Cobb school Superintendent Chris Ragsdale has announced the district plans a return to in-person classes on Aug. 3, the first scheduled day of school. Families will also have the option to attend school virtually.

So far, there are no plans to alter the school calendar, he said, addressing the Cobb school board on Thursday morning. But Ragsdale said plans are “subject to change,” based on health officials’ guidance.

“Currently, we will not be conducting a hybrid schedule,” he said, referring to staggered schedules where some students report to school buildings on designated days and others report on different days. “However, we will be offering a remote option for parents that are not comfortable seeing their kids back to a face-to-face instructional model.”

District officials say families who wish to attend school online will have to register for the virtual option and commit to at least a full semester.

Families will have to register for virtual school between July 2 and July 10, through the district’s ParentVUE Portal. Students new to Cobb will have to register as a student first, by visiting

The superintendent said teachers will either be responsible for online classes or in-person classes, but not both.

For families who choose to send their students back to school in person, Ragsdale said the district is asking for families’ help in ensuring their students aren’t coming to school sick or with a fever for any reason.

“We need to have people take this seriously, but at the same time we have to have school,” he said.

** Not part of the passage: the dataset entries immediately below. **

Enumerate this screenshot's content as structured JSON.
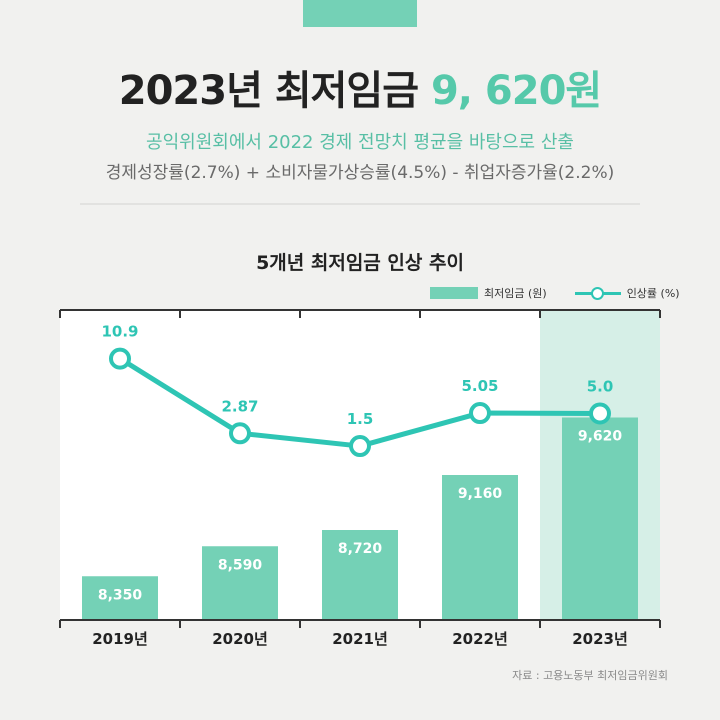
{
  "headline": {
    "prefix": "2023년 최저임금",
    "highlight": "9, 620원"
  },
  "subtitle_1": "공익위원회에서 2022 경제 전망치 평균을 바탕으로 산출",
  "subtitle_2": "경제성장률(2.7%) + 소비자물가상승률(4.5%) - 취업자증가율(2.2%)",
  "source": "자료 : 고용노동부 최저임금위원회",
  "colors": {
    "bar": "#74d1b6",
    "line": "#2ec5b4",
    "highlight_bg": "#d6efe7",
    "accent": "#56c9aa"
  },
  "chart_data": {
    "type": "bar",
    "title": "5개년 최저임금 인상 추이",
    "categories": [
      "2019년",
      "2020년",
      "2021년",
      "2022년",
      "2023년"
    ],
    "series": [
      {
        "name": "최저임금 (원)",
        "type": "bar",
        "values": [
          8350,
          8590,
          8720,
          9160,
          9620
        ],
        "labels": [
          "8,350",
          "8,590",
          "8,720",
          "9,160",
          "9,620"
        ]
      },
      {
        "name": "인상률 (%)",
        "type": "line",
        "values": [
          10.9,
          2.87,
          1.5,
          5.05,
          5.0
        ],
        "labels": [
          "10.9",
          "2.87",
          "1.5",
          "5.05",
          "5.0"
        ]
      }
    ],
    "highlighted_category": "2023년",
    "legend_position": "top-right",
    "grid": false
  }
}
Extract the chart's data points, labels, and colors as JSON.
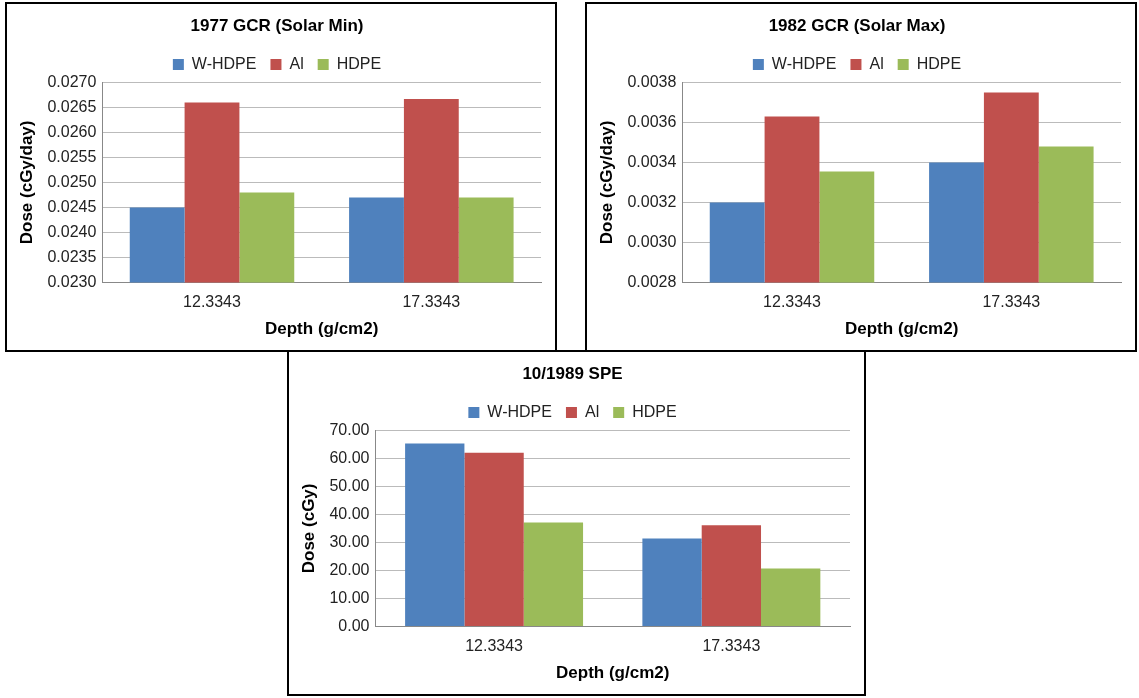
{
  "chart_data": [
    {
      "type": "bar",
      "title": "1977 GCR (Solar Min)",
      "xlabel": "Depth (g/cm2)",
      "ylabel": "Dose (cGy/day)",
      "categories": [
        "12.3343",
        "17.3343"
      ],
      "series": [
        {
          "name": "W-HDPE",
          "color": "#4f81bd",
          "values": [
            0.0245,
            0.0247
          ]
        },
        {
          "name": "Al",
          "color": "#c0504d",
          "values": [
            0.0266,
            0.02667
          ]
        },
        {
          "name": "HDPE",
          "color": "#9bbb59",
          "values": [
            0.0248,
            0.0247
          ]
        }
      ],
      "ylim": [
        0.023,
        0.027
      ],
      "yticks": [
        {
          "value": 0.023,
          "label": "0.0230"
        },
        {
          "value": 0.0235,
          "label": "0.0235"
        },
        {
          "value": 0.024,
          "label": "0.0240"
        },
        {
          "value": 0.0245,
          "label": "0.0245"
        },
        {
          "value": 0.025,
          "label": "0.0250"
        },
        {
          "value": 0.0255,
          "label": "0.0255"
        },
        {
          "value": 0.026,
          "label": "0.0260"
        },
        {
          "value": 0.0265,
          "label": "0.0265"
        },
        {
          "value": 0.027,
          "label": "0.0270"
        }
      ],
      "grid": "y",
      "legend": "top"
    },
    {
      "type": "bar",
      "title": "1982 GCR (Solar Max)",
      "xlabel": "Depth (g/cm2)",
      "ylabel": "Dose (cGy/day)",
      "categories": [
        "12.3343",
        "17.3343"
      ],
      "series": [
        {
          "name": "W-HDPE",
          "color": "#4f81bd",
          "values": [
            0.0032,
            0.0034
          ]
        },
        {
          "name": "Al",
          "color": "#c0504d",
          "values": [
            0.00363,
            0.00375
          ]
        },
        {
          "name": "HDPE",
          "color": "#9bbb59",
          "values": [
            0.003355,
            0.00348
          ]
        }
      ],
      "ylim": [
        0.0028,
        0.0038
      ],
      "yticks": [
        {
          "value": 0.0028,
          "label": "0.0028"
        },
        {
          "value": 0.003,
          "label": "0.0030"
        },
        {
          "value": 0.0032,
          "label": "0.0032"
        },
        {
          "value": 0.0034,
          "label": "0.0034"
        },
        {
          "value": 0.0036,
          "label": "0.0036"
        },
        {
          "value": 0.0038,
          "label": "0.0038"
        }
      ],
      "grid": "y",
      "legend": "top"
    },
    {
      "type": "bar",
      "title": "10/1989 SPE",
      "xlabel": "Depth (g/cm2)",
      "ylabel": "Dose (cGy)",
      "categories": [
        "12.3343",
        "17.3343"
      ],
      "series": [
        {
          "name": "W-HDPE",
          "color": "#4f81bd",
          "values": [
            65.3,
            31.4
          ]
        },
        {
          "name": "Al",
          "color": "#c0504d",
          "values": [
            62.0,
            36.1
          ]
        },
        {
          "name": "HDPE",
          "color": "#9bbb59",
          "values": [
            37.1,
            20.7
          ]
        }
      ],
      "ylim": [
        0,
        70
      ],
      "yticks": [
        {
          "value": 0,
          "label": "0.00"
        },
        {
          "value": 10,
          "label": "10.00"
        },
        {
          "value": 20,
          "label": "20.00"
        },
        {
          "value": 30,
          "label": "30.00"
        },
        {
          "value": 40,
          "label": "40.00"
        },
        {
          "value": 50,
          "label": "50.00"
        },
        {
          "value": 60,
          "label": "60.00"
        },
        {
          "value": 70,
          "label": "70.00"
        }
      ],
      "grid": "y",
      "legend": "top"
    }
  ]
}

Ragsdale said measures to be implemented by the return to class include temperature checks, ramped up sanitation, potentially limited visitation in schools and installation of additional sneeze guards. Students and staff will be strongly encouraged to wear masks, but will not be required to do so, except in cases where health officials have required it — for example for food service staff. Social distancing will be enforced “whenever possible,” the district says.

When COVID-19 forced school building closures beginning March 16, Cobb schools shortly after announced a suspension of attendance incentives for students. Ragsdale said those suspensions will continue for students and staff in the new school year.

Ragsdale also noted that substitute teachers would be “vitally important” in a school year where staff and students alike may miss more school than normal. The superintendent said the district always struggles to staff enough substitute teachers, and the upcoming school year will be no different.

But to school board member Charisse Davis’ suggestion that the district may consider paying substitutes more to attract them, Ragsdale predicted it was unlikely and pointed to the impending statewide budget cuts and last year’s raises for all staff, which included subs.

Davis also expressed concern for bus drivers upon return to school, many of whom she said are retirees or generally older residents who may be at higher risk for complication of COVID-19.

Ragsdale said additional measures will be implemented to protect them.

He said many of the specifics for how the school will carry out its new processes and procedures are still being developed.

“We will continue to be in regular discussion with state and public health officials as their guidance is updated. We look forward to your input and appreciate your support as we support learning for every student in Cobb County during these unpredictable times,” a news release from Cobb schools said.